Managing RAID Controllers

From PDP/Grid Wiki
Revision as of 11:47, 15 October 2015 by Dennisvd@nikhef.nl (talk | contribs)
Jump to navigationJump to search

Most systems come equipped with a hardware RAID controller, which can be controlled from the OS when the right software is installed. There are a couple of flavours available, the one you need is not always obvious. The software can be used to destroy the RAID set, but more usefully it can be used to:

  • manage the audible alarm (e.g. in case the backup battery unit is failing)
  • blink the led of a disk that needs replacement
  • enable/disable a disk

See also the specific pages for oliebol and strijker type nodes.

Installing the software

If it is not already installed, the software is available through the nikhef-external repo with yum. Use either of:

yum install MegaCli
yum install storcli
yum install MegaRAID_Software_Manager

MegaCli is a command-line tool with a rather painful syntax. Storcli is nicer.

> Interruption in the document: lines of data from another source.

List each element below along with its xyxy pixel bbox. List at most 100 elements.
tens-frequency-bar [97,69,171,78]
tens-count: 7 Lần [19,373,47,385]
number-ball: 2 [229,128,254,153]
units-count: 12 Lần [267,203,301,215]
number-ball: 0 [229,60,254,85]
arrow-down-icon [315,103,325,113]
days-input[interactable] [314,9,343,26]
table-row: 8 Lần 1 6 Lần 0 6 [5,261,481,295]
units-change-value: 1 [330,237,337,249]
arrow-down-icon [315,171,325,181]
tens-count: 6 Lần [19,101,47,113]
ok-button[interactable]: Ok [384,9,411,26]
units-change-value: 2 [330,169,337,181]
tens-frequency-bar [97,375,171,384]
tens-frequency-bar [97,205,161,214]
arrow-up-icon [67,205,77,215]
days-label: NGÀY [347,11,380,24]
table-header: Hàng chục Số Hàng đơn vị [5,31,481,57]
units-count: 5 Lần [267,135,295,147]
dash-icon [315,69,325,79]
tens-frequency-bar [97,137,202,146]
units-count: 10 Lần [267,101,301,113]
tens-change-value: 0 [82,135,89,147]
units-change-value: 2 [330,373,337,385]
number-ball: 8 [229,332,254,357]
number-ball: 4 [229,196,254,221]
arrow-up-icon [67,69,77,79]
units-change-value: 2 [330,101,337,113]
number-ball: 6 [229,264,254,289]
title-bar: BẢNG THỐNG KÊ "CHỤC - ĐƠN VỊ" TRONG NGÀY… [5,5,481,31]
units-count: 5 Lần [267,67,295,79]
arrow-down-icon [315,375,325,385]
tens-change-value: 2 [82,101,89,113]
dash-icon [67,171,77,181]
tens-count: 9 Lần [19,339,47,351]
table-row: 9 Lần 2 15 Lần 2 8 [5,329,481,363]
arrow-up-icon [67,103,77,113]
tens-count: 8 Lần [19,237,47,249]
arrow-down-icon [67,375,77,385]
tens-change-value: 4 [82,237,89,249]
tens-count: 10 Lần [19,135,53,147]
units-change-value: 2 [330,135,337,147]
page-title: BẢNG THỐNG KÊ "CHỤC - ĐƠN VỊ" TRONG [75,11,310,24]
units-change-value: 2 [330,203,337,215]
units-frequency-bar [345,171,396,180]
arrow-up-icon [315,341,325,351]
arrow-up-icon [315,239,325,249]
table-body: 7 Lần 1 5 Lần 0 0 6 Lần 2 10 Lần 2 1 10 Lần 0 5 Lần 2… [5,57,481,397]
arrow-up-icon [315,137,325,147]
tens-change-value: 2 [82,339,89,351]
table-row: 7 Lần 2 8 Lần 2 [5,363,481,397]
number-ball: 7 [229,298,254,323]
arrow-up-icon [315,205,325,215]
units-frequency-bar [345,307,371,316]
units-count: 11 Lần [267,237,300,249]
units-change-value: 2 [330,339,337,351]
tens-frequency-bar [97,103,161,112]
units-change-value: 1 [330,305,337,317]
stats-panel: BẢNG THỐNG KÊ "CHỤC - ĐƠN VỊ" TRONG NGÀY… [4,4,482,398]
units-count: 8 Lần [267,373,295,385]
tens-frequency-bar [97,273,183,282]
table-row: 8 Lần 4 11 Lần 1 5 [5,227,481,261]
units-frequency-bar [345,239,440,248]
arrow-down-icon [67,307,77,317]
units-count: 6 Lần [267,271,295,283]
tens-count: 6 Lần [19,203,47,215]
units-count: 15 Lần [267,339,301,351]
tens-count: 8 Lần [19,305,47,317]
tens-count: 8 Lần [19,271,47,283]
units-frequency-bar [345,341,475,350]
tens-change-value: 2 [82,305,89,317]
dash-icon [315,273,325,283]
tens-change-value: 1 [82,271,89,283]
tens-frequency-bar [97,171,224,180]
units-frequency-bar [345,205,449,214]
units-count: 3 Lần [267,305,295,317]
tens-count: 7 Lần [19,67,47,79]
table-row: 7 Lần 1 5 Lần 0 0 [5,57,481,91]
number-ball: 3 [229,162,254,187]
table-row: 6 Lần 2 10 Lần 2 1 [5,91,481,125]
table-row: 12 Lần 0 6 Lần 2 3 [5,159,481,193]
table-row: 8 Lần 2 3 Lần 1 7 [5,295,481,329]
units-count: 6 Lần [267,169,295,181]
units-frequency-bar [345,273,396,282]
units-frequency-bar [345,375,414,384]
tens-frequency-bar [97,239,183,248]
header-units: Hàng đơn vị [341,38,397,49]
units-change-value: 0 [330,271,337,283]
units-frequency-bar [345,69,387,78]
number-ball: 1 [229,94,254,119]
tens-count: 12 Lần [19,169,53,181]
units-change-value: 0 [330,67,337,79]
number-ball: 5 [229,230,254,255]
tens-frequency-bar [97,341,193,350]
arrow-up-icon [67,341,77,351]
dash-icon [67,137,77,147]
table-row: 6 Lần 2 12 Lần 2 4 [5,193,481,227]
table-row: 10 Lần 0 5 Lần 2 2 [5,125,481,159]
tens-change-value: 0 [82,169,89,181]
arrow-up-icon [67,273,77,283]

/opt/MegaRAID/MegaCli/MegaCli64 -CfgDsply -aALL
/opt/MegaRAID/storcli/storcli64 show all

In case these tools report no RAID controllers, try the StorCli from the last one:

/usr/local/MegaRAID\ Storage\ Manager/StorCLI/storcli64 show all

One of these should work.

Using smartctl on the carnaval nodes

The carnaval blades are equipped with Dell PERC H200 cards, having two 500 GB disks in a RAID0 setup. Reading the SMART status of the virtual disk /dev/sda won't work, but what does work is using the generic SCSI devices exposed to the system:

smartctl /dev/sg1 -a
smartctl /dev/sg2 -a

This helps to reveal which of the two disks caused the problem.